Liberté d’opinion et d’action

La politique étant le domaine de l’opinion et de la liberté de choix, les catholiques sont libres d’agir dans ce domaine. Le rôle de l’Église est d’éclairer leur conscience, de les former, comme une mère et un maître, en les laissant ensuite à la liberté de leur action et d’assumer les conséquences de leurs actes. 

La "rencontre", thème essentiel de la diplomatie de François, est l’axe essentiel de la diplomatie.

La diplomatie n’est pas qu’affaire de relations entre États, mais aussi question de personnes, d’échanges, de rencontres. Ce ne sont pas dans les assemblées et les salles de conférences que se prennent les décisions et que se décident les votes sur les textes, mais dans les couloirs, les restaurants, tous ces lieux où les diplomates peuvent parler plus librement, échanger en privé avec des personnes qui représentent des pays ou des associations parfois publiquement adversaires. La "rencontre", thème essentiel de la diplomatie de François, est l’axe essentiel de la diplomatie. Le Saint-Siège est passé maître dans l’art de la diplomatie réticulaire, celle des réseaux et des relations.  

Diplomatie de la relation

À cet égard, l’un des rôles du Saint-Siège est de faire se rencontrer les personnes, de mettre en relation, de permettre à des acteurs parfois violemment opposés de se voir et d’échanger à l’abri des regards publics. Les nombreuses ONG et associations dirigées par des catholiques, qui se revendiquent officiellement ou non comme tel, qui interviennent dans les instances internationales, sont indépendantes du Saint-Siège. Elles ne sont pas la main élargie du Vatican, comme le pensait les caricaturistes anticléricaux qui dessinaient des catholiques en marionnettes manipulées entre les mains des jésuites ou de Pie X. Cela n’empêche pas ces catholiques de rencontrer les nonces des pays où ils interviennent, voire de travailler avec eux sur certains projets humanitaires qui nécessitent une aide particulière. Mais à chaque fois, ils agissent en leur nom propre et sûrement pas comme hommes de paille du Pape. Il y a même pu y avoir dans le passé des frictions entre les actions menées par certaines ONG et le Saint-Siège, les deux n’ayant pas toujours la même vision de la situation ni les mêmes objectifs. 

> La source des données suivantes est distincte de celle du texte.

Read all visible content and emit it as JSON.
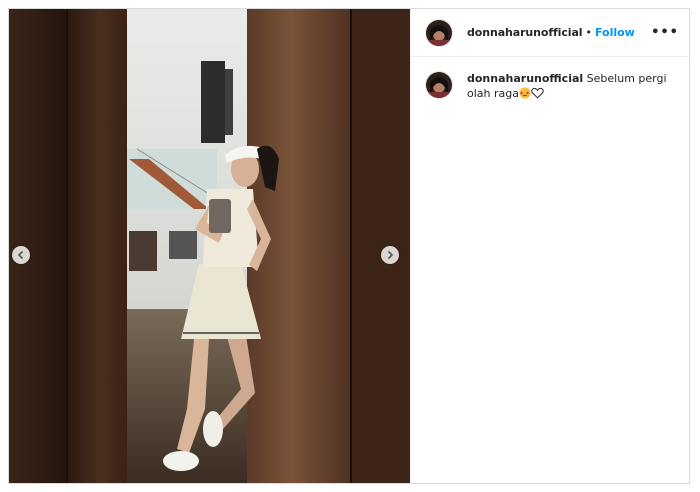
{
  "post": {
    "username": "donnaharunofficial",
    "dot": "•",
    "follow_label": "Follow",
    "more_label": "•••",
    "caption_username": "donnaharunofficial",
    "caption_text": "Sebelum pergi olah raga",
    "caption_emojis": [
      "star-struck-emoji",
      "white-heart-emoji"
    ]
  },
  "colors": {
    "follow_blue": "#0095f6",
    "text": "#262626",
    "border": "#dbdbdb"
  },
  "media": {
    "alt": "Woman in white tennis outfit taking a mirror selfie in a wood-paneled doorway"
  }
}
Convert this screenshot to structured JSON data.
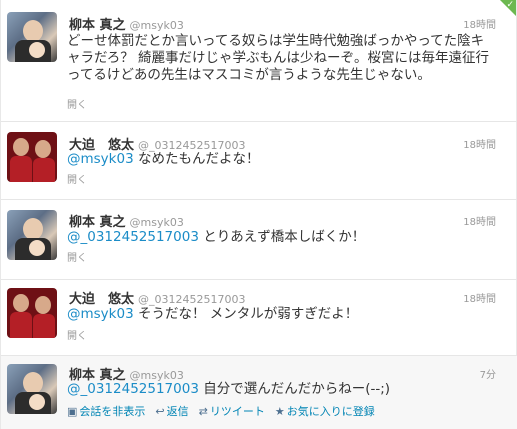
{
  "tweets": [
    {
      "name": "柳本 真之",
      "handle": "@msyk03",
      "time": "18時間",
      "text": "どーせ体罰だとか言いってる奴らは学生時代勉強ばっかやってた陰キャラだろ？ 綺麗事だけじゃ学ぶもんは少ねーぞ。桜宮には毎年遠征行ってるけどあの先生はマスコミが言うような先生じゃない。",
      "expand": "開く"
    },
    {
      "name": "大迫　悠太",
      "handle": "@_0312452517003",
      "time": "18時間",
      "mention": "@msyk03",
      "text": " なめたもんだよな！",
      "expand": "開く"
    },
    {
      "name": "柳本 真之",
      "handle": "@msyk03",
      "time": "18時間",
      "mention": "@_0312452517003",
      "text": " とりあえず橋本しばくか！",
      "expand": "開く"
    },
    {
      "name": "大迫　悠太",
      "handle": "@_0312452517003",
      "time": "18時間",
      "mention": "@msyk03",
      "text": " そうだな！ メンタルが弱すぎだよ！",
      "expand": "開く"
    },
    {
      "name": "柳本 真之",
      "handle": "@msyk03",
      "time": "7分",
      "mention": "@_0312452517003",
      "text": " 自分で選んだんだからねー(--;)",
      "actions": {
        "hide": "会話を非表示",
        "reply": "返信",
        "retweet": "リツイート",
        "favorite": "お気に入りに登録"
      }
    }
  ],
  "icons": {
    "hide": "chat-icon",
    "reply": "reply-icon",
    "retweet": "retweet-icon",
    "favorite": "star-icon"
  },
  "colors": {
    "link": "#1b8cc7",
    "corner_flag": "#6cb850"
  }
}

Cette autonomie découle de deux principes fondamentaux de la doctrine sociale de l’Église : la liberté des personnes dans les actions du monde et la subsidiarité. Diplomatie vaticane et travail associatif sont donc deux réalités différentes, qui permettent aux catholiques de prendre pleinement part à l’amélioration des conditions sociales dans le monde. Si les deux peuvent se compléter, ils ne se confondent pas.